Union Budget 2021: FM’s balanced approach

February 3, 2021 2:00 AM

Union Budget 2021 India: Under these circumstances, the FM has pulled off a stunning balance between growth and fiscal prudence. The need of the hour is to lay primacy and ensure consolidation of early signs of economic recovery, while laying a pragmatic fiscal path.

Measures like tax scrutiny period reduction, clarification of treaty application, besides consolidating capital market regulations into a security code will improve ease of doing business and likely promote investments.Measures like tax scrutiny period reduction, clarification of treaty application, besides consolidating capital market regulations into a security code will improve ease of doing business and likely promote investments.

By Vikram Kirloskar

Indian Union Budget 2021-22: The FM faced the challenging task of ensuring continuation of the government’s vision of delivering rapid, inclusive economic growth coupled with enhanced focus on health and welfare, while facing a globally-led economic contraction and sharp increase in fiscal deficit due to Covid-19.

Under these circumstances, the FM has pulled off a stunning balance between growth and fiscal prudence. The need of the hour is to lay primacy and ensure consolidation of early signs of economic recovery, while laying a pragmatic fiscal path. The Budget has achieved this quite well by setting realistic revised targets and a glide path for fiscal consolidation. Relying on the Keynesian theory of capital creation to spur growth and jobs, the Budget lays strong emphasis on capital expenditure and infrastructure creation.

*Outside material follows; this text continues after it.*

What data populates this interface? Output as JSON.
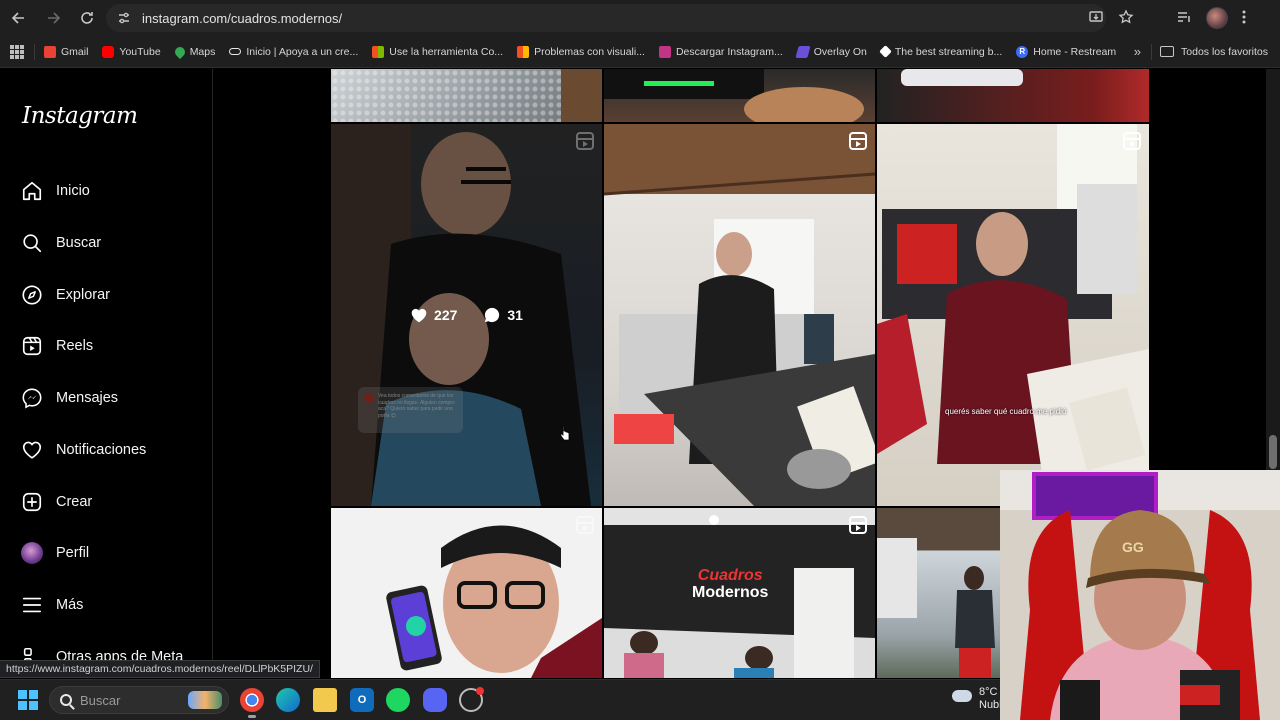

The capex funding is sought to be largely realised through borrowing and asset monetisation without resorting to significant increase in taxation. Privatisation of banks, higher foreign ceiling on insurance, zero coupon bonds to invite sovereign pension funds to participate in infra projects, tackling bank NPA through asset reconstruction company and asset management company, and the creation of a development finance institution all will stimulate growth. Measures like tax scrutiny period reduction, clarification of treaty application, besides consolidating capital market regulations into a security code will improve ease of doing business and likely promote investments.

The announcement of the national hydrogen energy mission is timely and will help India’s shift towards renewable future. The auto sector, which provides significant contribution to national and manufacturing GDP, will play a pivotal role in India achieving its target of becoming $5 trillion economy by 2025.

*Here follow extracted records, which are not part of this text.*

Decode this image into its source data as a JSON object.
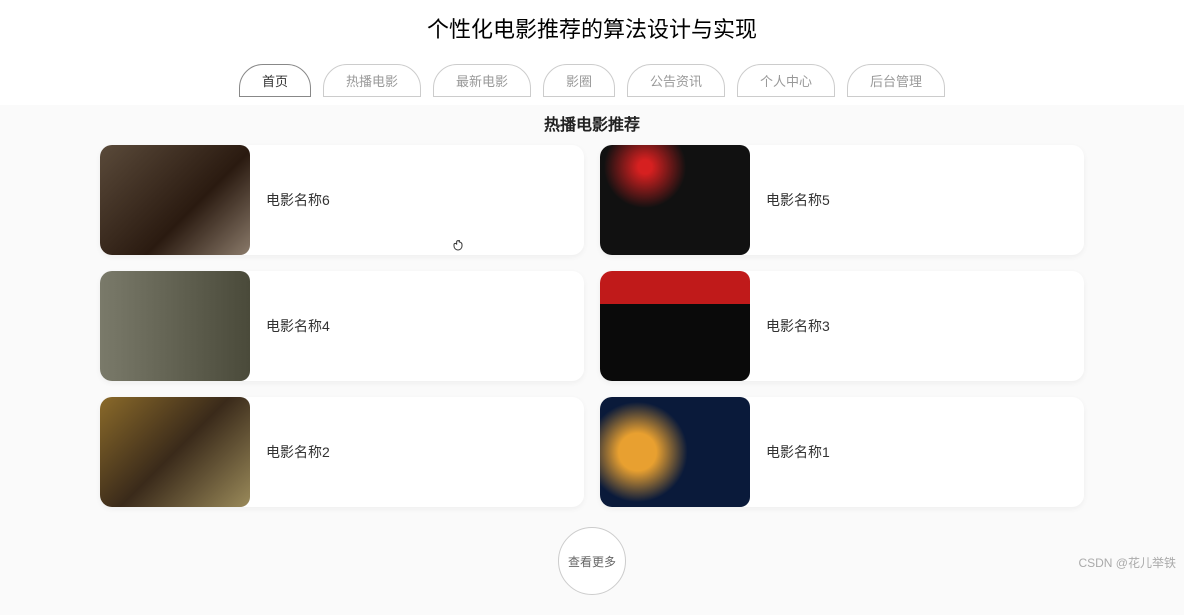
{
  "page_title": "个性化电影推荐的算法设计与实现",
  "nav": [
    {
      "label": "首页",
      "active": true
    },
    {
      "label": "热播电影",
      "active": false
    },
    {
      "label": "最新电影",
      "active": false
    },
    {
      "label": "影圈",
      "active": false
    },
    {
      "label": "公告资讯",
      "active": false
    },
    {
      "label": "个人中心",
      "active": false
    },
    {
      "label": "后台管理",
      "active": false
    }
  ],
  "section_title": "热播电影推荐",
  "movies": [
    {
      "title": "电影名称6",
      "poster_class": "p6"
    },
    {
      "title": "电影名称5",
      "poster_class": "p5"
    },
    {
      "title": "电影名称4",
      "poster_class": "p4"
    },
    {
      "title": "电影名称3",
      "poster_class": "p3"
    },
    {
      "title": "电影名称2",
      "poster_class": "p2"
    },
    {
      "title": "电影名称1",
      "poster_class": "p1"
    }
  ],
  "view_more_label": "查看更多",
  "watermark": "CSDN @花儿举铁"
}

We have continuously worked towards creating a self-reliant and competitive local manufacturing ecosystem and are look forward to the details of the PLI scheme that can potentially make India a part of the global supply chain for both traditional and advanced auto technologies. The awaited voluntary scrappage policy will take older vehicles off the roads, helping lower fuel consumption and pollution, as also generating demand for cleaner, new vehicles.

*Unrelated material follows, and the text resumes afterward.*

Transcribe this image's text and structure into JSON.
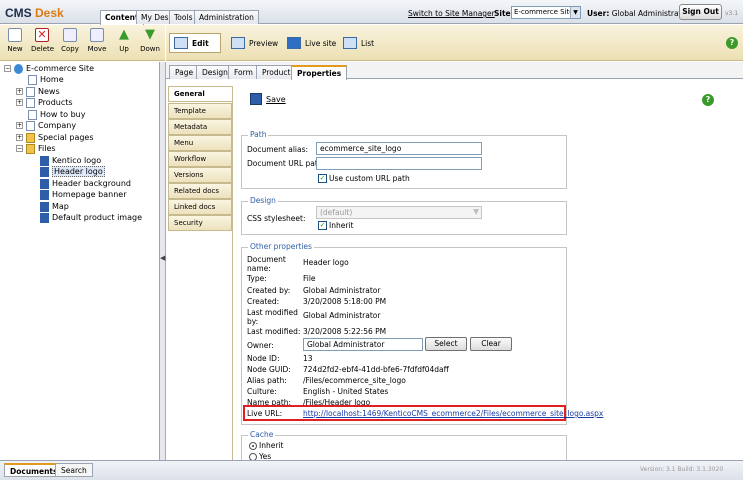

The auto sector is hopeful that for realising full benefits there will be an early and full implementation of this policy.
Overall, the Budget makes a bold statement for a growth rate beyond pre-Covid-19 levels. It sets the broad direction for the next five years, reinforces the government’s commitment to “minimum government and maximum governance” while seeking to build a better inclusive future with continued emphasis on infrastructure development, and enhanced commitment to health, welfare and agriculture.